Municipality in the west of the Brazilian state of Minas Gerais

Location of Gurinhatã in the state of Minas Gerais

Gurinhatã is a municipality in the west of the Brazilian state of Minas Gerais. As of 2020 the population was 5,577 in a total area of 1,844 km^{2}. It became a municipality in 1962.

==Geography==
Gurinhatã is located at an elevation of 543 meters. It belongs to the statistical microregion of Ituiutaba. Neighboring municipalities are Santa Vitória, Iturama, Ipiaçu e Ituiutaba

===Distances===
- Belo Horizonte: 722 km.
- Flor de Minas: 42 km.
- Uberlândia: 210 km.
- Ituiutaba: 63 km.

==Economic activities==
The most important economic activities are cattle raising, commerce, and agriculture.
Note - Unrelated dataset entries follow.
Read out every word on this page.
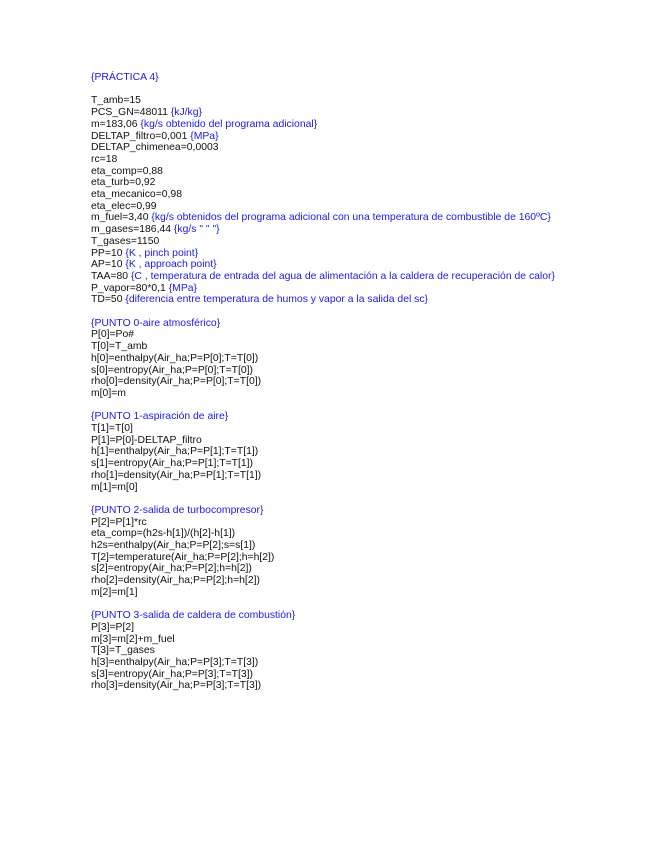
{PRÁCTICA 4}
T_amb=15
PCS_GN=48011 {kJ/kg}
m=183,06 {kg/s obtenido del programa adicional}
DELTAP_filtro=0,001 {MPa}
DELTAP_chimenea=0,0003
rc=18
eta_comp=0,88
eta_turb=0,92
eta_mecanico=0,98
eta_elec=0,99
m_fuel=3,40 {kg/s obtenidos del programa adicional con una temperatura de combustible de 160ºC}
m_gases=186,44 {kg/s " " "}
T_gases=1150
PP=10 {K , pinch point}
AP=10 {K , approach point}
TAA=80 {C , temperatura de entrada del agua de alimentación a la caldera de recuperación de calor}
P_vapor=80*0,1 {MPa}
TD=50 {diferencia entre temperatura de humos y vapor a la salida del sc}
{PUNTO 0-aire atmosférico}
P[0]=Po#
T[0]=T_amb
h[0]=enthalpy(Air_ha;P=P[0];T=T[0])
s[0]=entropy(Air_ha;P=P[0];T=T[0])
rho[0]=density(Air_ha;P=P[0];T=T[0])
m[0]=m
{PUNTO 1-aspiración de aire}
T[1]=T[0]
P[1]=P[0]-DELTAP_filtro
h[1]=enthalpy(Air_ha;P=P[1];T=T[1])
s[1]=entropy(Air_ha;P=P[1];T=T[1])
rho[1]=density(Air_ha;P=P[1];T=T[1])
m[1]=m[0]
{PUNTO 2-salida de turbocompresor}
P[2]=P[1]*rc
eta_comp=(h2s-h[1])/(h[2]-h[1])
h2s=enthalpy(Air_ha;P=P[2];s=s[1])
T[2]=temperature(Air_ha;P=P[2];h=h[2])
s[2]=entropy(Air_ha;P=P[2];h=h[2])
rho[2]=density(Air_ha;P=P[2];h=h[2])
m[2]=m[1]
{PUNTO 3-salida de caldera de combustión}
P[3]=P[2]
m[3]=m[2]+m_fuel
T[3]=T_gases
h[3]=enthalpy(Air_ha;P=P[3];T=T[3])
s[3]=entropy(Air_ha;P=P[3];T=T[3])
rho[3]=density(Air_ha;P=P[3];T=T[3])
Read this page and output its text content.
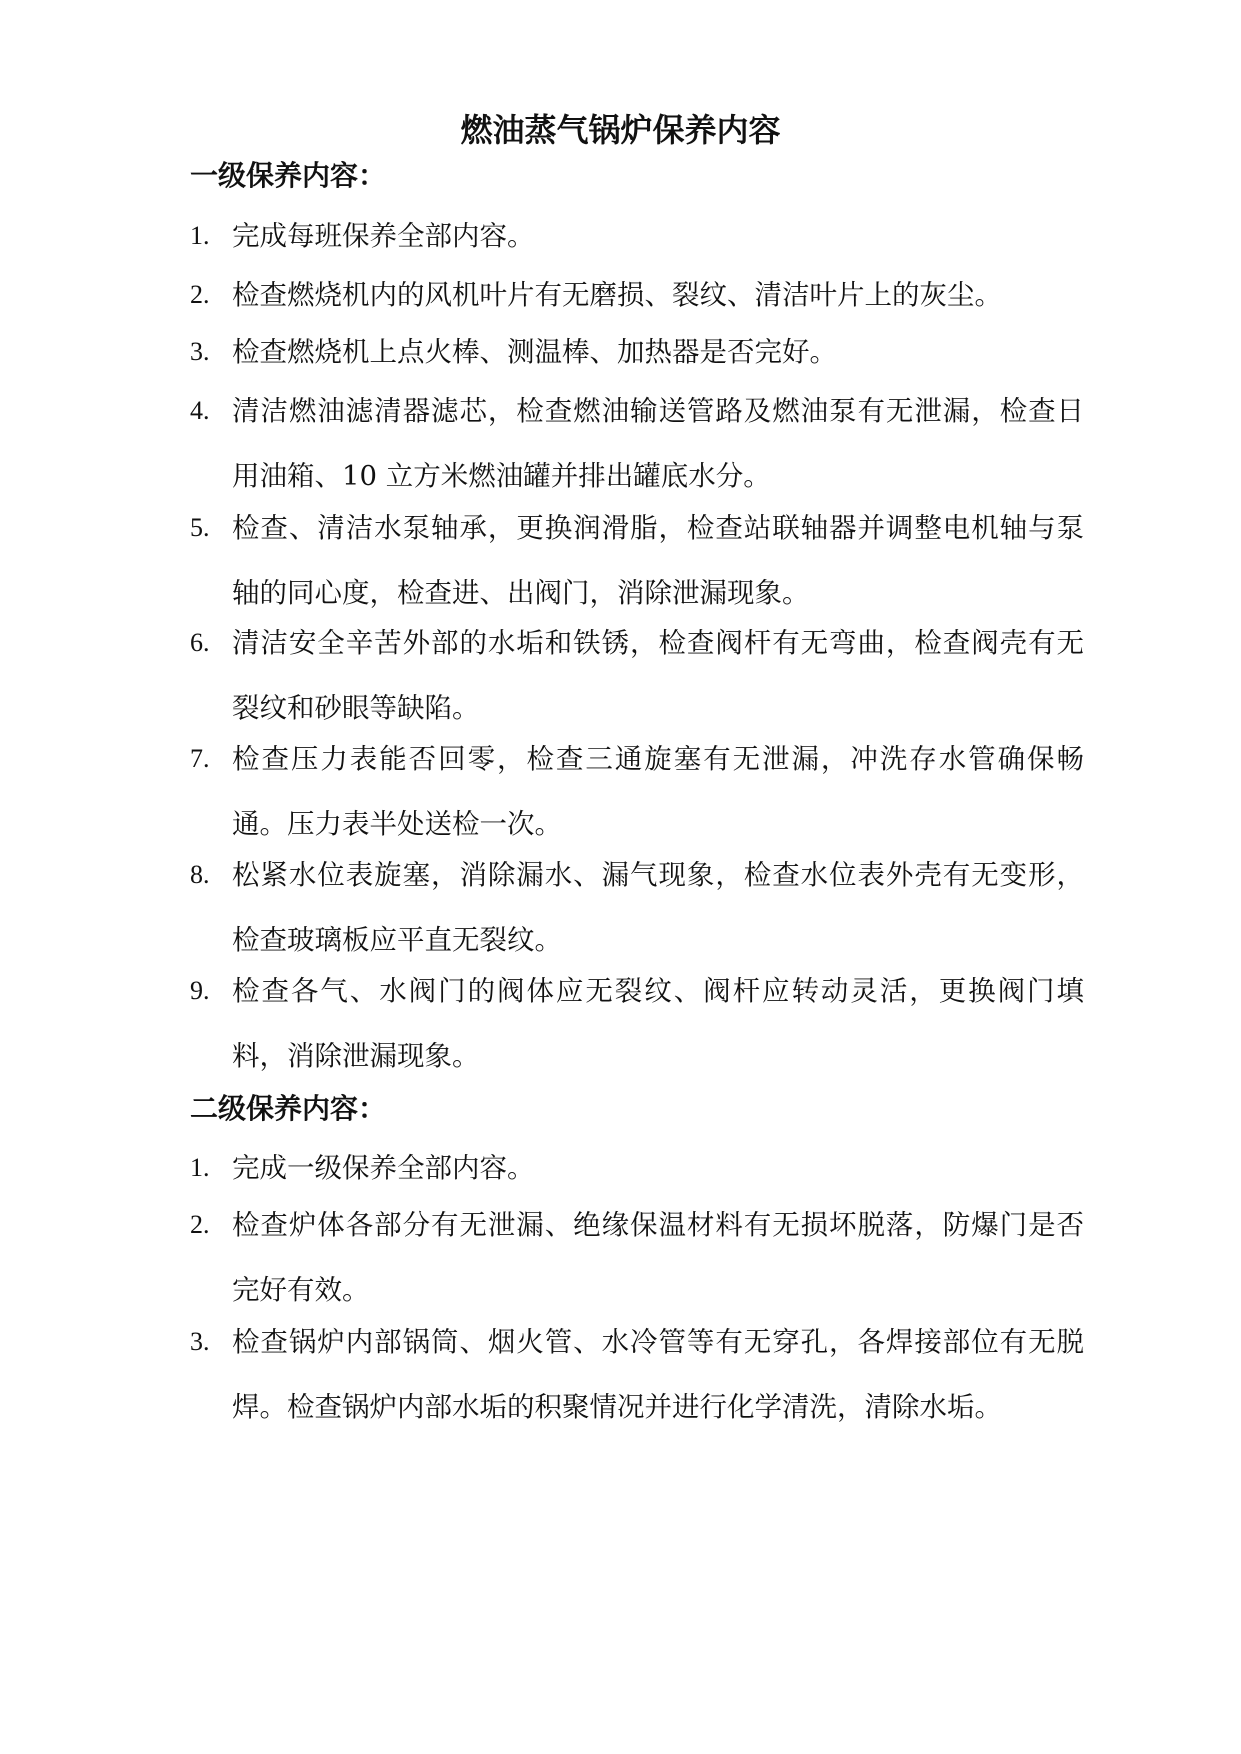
燃油蒸气锅炉保养内容
一级保养内容：
1. 完成每班保养全部内容。
2. 检查燃烧机内的风机叶片有无磨损、裂纹、清洁叶片上的灰尘。
3. 检查燃烧机上点火棒、测温棒、加热器是否完好。
4. 清洁燃油滤清器滤芯，检查燃油输送管路及燃油泵有无泄漏，检查日用油箱、10 立方米燃油罐并排出罐底水分。
5. 检查、清洁水泵轴承，更换润滑脂，检查站联轴器并调整电机轴与泵轴的同心度，检查进、出阀门，消除泄漏现象。
6. 清洁安全辛苦外部的水垢和铁锈，检查阀杆有无弯曲，检查阀壳有无裂纹和砂眼等缺陷。
7. 检查压力表能否回零，检查三通旋塞有无泄漏，冲洗存水管确保畅通。压力表半处送检一次。
8. 松紧水位表旋塞，消除漏水、漏气现象，检查水位表外壳有无变形，检查玻璃板应平直无裂纹。
9. 检查各气、水阀门的阀体应无裂纹、阀杆应转动灵活，更换阀门填料，消除泄漏现象。
二级保养内容：
1. 完成一级保养全部内容。
2. 检查炉体各部分有无泄漏、绝缘保温材料有无损坏脱落，防爆门是否完好有效。
3. 检查锅炉内部锅筒、烟火管、水冷管等有无穿孔，各焊接部位有无脱焊。检查锅炉内部水垢的积聚情况并进行化学清洗，清除水垢。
The GDP in 2005 was R$72,537,000. Gurinhatã is in the top tier of municipalities in the state with regard to economic and social development. It is in a region of good soils, adequate rainfall, and abundance of surface water. As of 2007 there was 1 banking agency in the town. There was a small retail commerce serving the surrounding area of cattle and agricultural lands. In the rural area there were 1,014 establishments employing about 2,900 workers. 331 of the farms had tractors. There were 567 automobiles in all of the municipality. There were 148,000 head of cattle in 2006. The crops with a planted area of more than 100 hectares were rice, sugarcane, soybeans, and corn.

==Health and education==
In the health sector there were eight clinics and one hospital with 27 beds. In the educational sector there were five primary schools and two middle schools.

- Municipal Human Development Index: 0.758 (2000)
- State ranking: 230 out of 853 municipalities as of 2000
- National ranking: 1,657 out of 5,138 municipalities as of 2000

The highest ranking municipality in Minas Gerais in 2000 was Poços de Caldas with 0.841, while the lowest was Setubinha with 0.568. Nationally the highest was São Caetano do Sul in São Paulo with 0.919, while the lowest was Setubinha. In more recent statistics (considering 5,507 municipalities) Manari in the state of Pernambuco has the lowest rating in the country—0,467—putting it in last place.